There are reasons we reserve the death penalty for the crime of murder. Murders are hard to fake, while every other crime can be fabricated. There are enough disgruntled mothers throwing around accusations of pedophilia against their former husbands that we should be wary of imposing a penalty that is irrevocable. Desantis’s law will result in innocent fathers having their lives totally ruined instead of just largely ruined when their vicious ex-wives decide that they can get custody of the kids by making something up. Of course, Desantis will not increase the penalties for making a deliberately false report because this is just a ploy to win the Republican nomination, and he cannot possibly afford to lose women’s votes.
I sincerely hope that I am wrong in my assessment of this law and its likely effects. I certainly don’t have any sympathy for people who rape children: Indeed, I have no sympathy for people who harm children in any way. All forms of child abuse are horrendous and sexual abuse is uniquely disgusting. I hope his policy experiment works. That said, I don’t see it succeeding. It would certainly be more likely to hold up legally if it imposed a penalty of life in prison on the second offense; indeed, simply imposing a mandatory life sentence regardless of prior convictions without opening the door to the death penalty might hold up. As it stands, it is bound to be struck down—as Desantis, the Harvard-educated lawyer, surely knows.
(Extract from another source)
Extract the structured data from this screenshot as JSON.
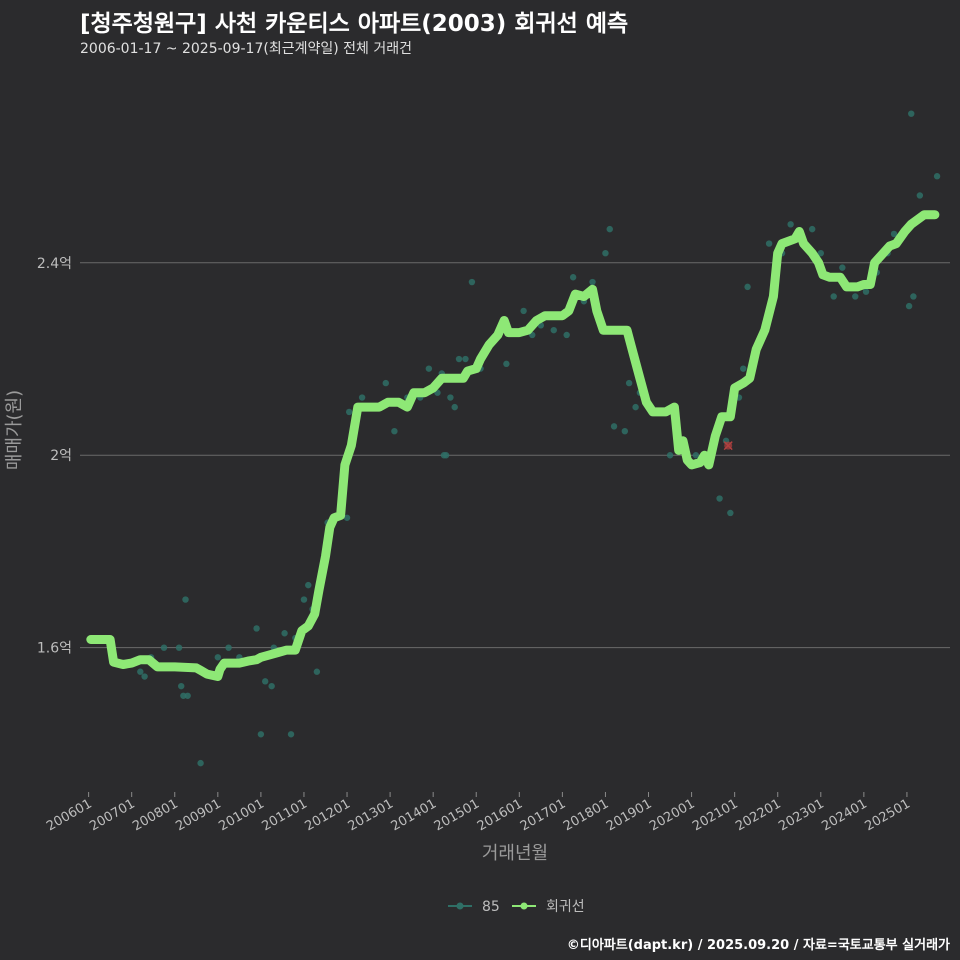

Thanks for the thoughtful analysis. I've soured on DeSantis as an alternative to Trump (who I do not plan to vote for), based both on this bill and also HB 269 (not to mention his Ukraine positions (yes plural, ha). I used to bea liberal Democrat but had a bit of a political 180 in the wake of the events of 2020-21 and liberals increasing authoritarianism and identity politics extremism. Unfortunately, DeSantis doesnt seem anymore committed to freedom of expression & rule of law than lib Dems , as much as I might appreciate some of his push back against the excesses of "wokeism." I'd like to see Youngkin run at this point, but I dont see that happening.